The result (in Wei) should look something like:

34000000000

Got it? Great!

Now let’s try getting the current block number:

firstly {
     web3.eth.blockNumber()
}.done { number in
     print(number) // 88
}.catch { error in
     print(error)
}

The result should resemble:

11185529

Finally, let’s get the transaction count at that block:

firstly {
     web3.eth.getBlockTransactionCountByNumber(block: .block(11185529))
}.done { count in
     print(count)
}.catch { error in
     print(error)
}

If you used the same block in the sample above, did you get:

189

If you did, you’ve got the hang of this! (If you didn’t, make sure you didn’t get the count for a different block, and confirm that you’re using your mainnet endpoint!) Congratulations, you’re well on your way to making some Web3.Swift magic!

Conclusion

As you’ve seen in this tutorial, Web3.Swift can help you read block data, get the latest gas price, and get account balances—but it can do so much more. With it, you can build apps using Swift that can do everything from signing and sending transactions to deploying and interacting with smart contracts. Basically, anything you want to do with Ethereum in an iOS (or MacOS, iPadOS, WatchOS…or even tvOS) environment, you can do with Web3.Swift.

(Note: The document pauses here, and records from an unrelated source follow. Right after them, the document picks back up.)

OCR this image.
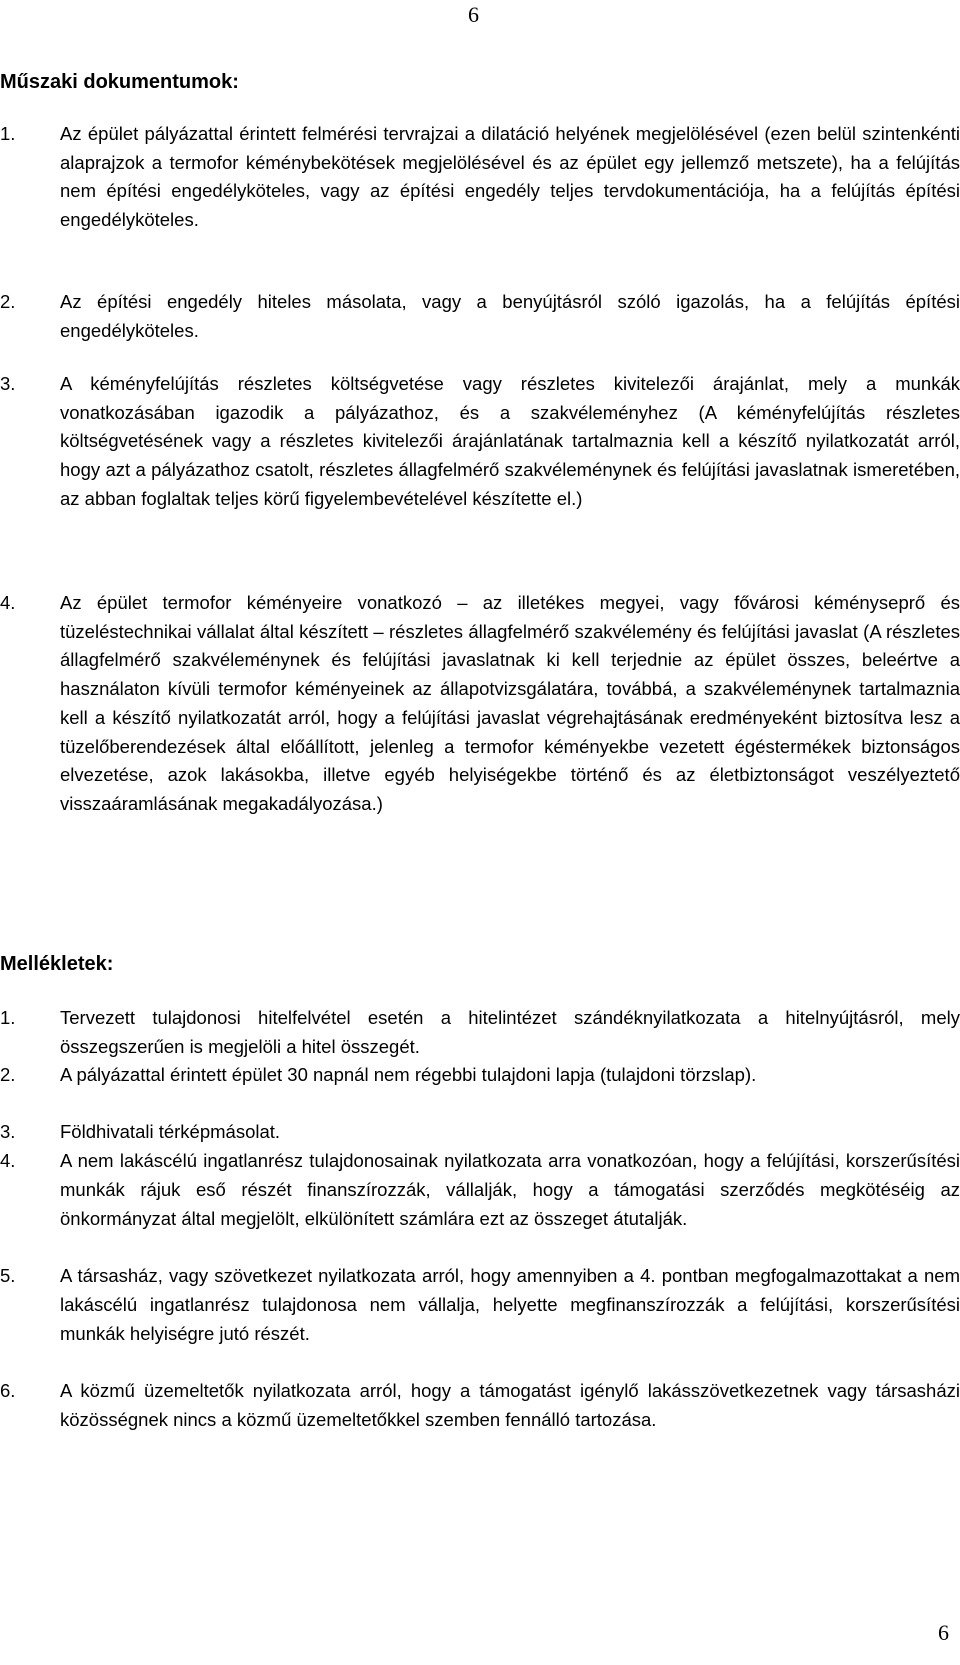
6
Műszaki dokumentumok:
1. Az épület pályázattal érintett felmérési tervrajzai a dilatáció helyének megjelölésével (ezen belül szintenkénti alaprajzok a termofor kéménybekötések megjelölésével és az épület egy jellemző metszete), ha a felújítás nem építési engedélyköteles, vagy az építési engedély teljes tervdokumentációja, ha a felújítás építési engedélyköteles.
2. Az építési engedély hiteles másolata, vagy a benyújtásról szóló igazolás, ha a felújítás építési engedélyköteles.
3. A kéményfelújítás részletes költségvetése vagy részletes kivitelezői árajánlat, mely a munkák vonatkozásában igazodik a pályázathoz, és a szakvéleményhez (A kéményfelújítás részletes költségvetésének vagy a részletes kivitelezői árajánlatának tartalmaznia kell a készítő nyilatkozatát arról, hogy azt a pályázathoz csatolt, részletes állagfelmérő szakvéleménynek és felújítási javaslatnak ismeretében, az abban foglaltak teljes körű figyelembevételével készítette el.)
4. Az épület termofor kéményeire vonatkozó – az illetékes megyei, vagy fővárosi kéményseprő és tüzeléstechnikai vállalat által készített – részletes állagfelmérő szakvélemény és felújítási javaslat (A részletes állagfelmérő szakvéleménynek és felújítási javaslatnak ki kell terjednie az épület összes, beleértve a használaton kívüli termofor kéményeinek az állapotvizsgálatára, továbbá, a szakvéleménynek tartalmaznia kell a készítő nyilatkozatát arról, hogy a felújítási javaslat végrehajtásának eredményeként biztosítva lesz a tüzelőberendezések által előállított, jelenleg a termofor kéményekbe vezetett égéstermékek biztonságos elvezetése, azok lakásokba, illetve egyéb helyiségekbe történő és az életbiztonságot veszélyeztető visszaáramlásának megakadályozása.)
Mellékletek:
1. Tervezett tulajdonosi hitelfelvétel esetén a hitelintézet szándéknyilatkozata a hitelnyújtásról, mely összegszerűen is megjelöli a hitel összegét.
2. A pályázattal érintett épület 30 napnál nem régebbi tulajdoni lapja (tulajdoni törzslap).
3. Földhivatali térképmásolat.
4. A nem lakáscélú ingatlanrész tulajdonosainak nyilatkozata arra vonatkozóan, hogy a felújítási, korszerűsítési munkák rájuk eső részét finanszírozzák, vállalják, hogy a támogatási szerződés megkötéséig az önkormányzat által megjelölt, elkülönített számlára ezt az összeget átutalják.
5. A társasház, vagy szövetkezet nyilatkozata arról, hogy amennyiben a 4. pontban megfogalmazottakat a nem lakáscélú ingatlanrész tulajdonosa nem vállalja, helyette megfinanszírozzák a felújítási, korszerűsítési munkák helyiségre jutó részét.
6. A közmű üzemeltetők nyilatkozata arról, hogy a támogatást igénylő lakásszövetkezetnek vagy társasházi közösségnek nincs a közmű üzemeltetőkkel szemben fennálló tartozása.
6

In future tutorials, we’ll expand from here to help you grow your creative repertoire. In the meantime, you should check out the resources available in the rest of this doc site, at the Web3.Swift Github, and at Ethereum.org or just start dreaming up what you want to learn how to BUIDL.

Congratulations!! You’re now an Ethereum BUIDLer—welcome to the community!!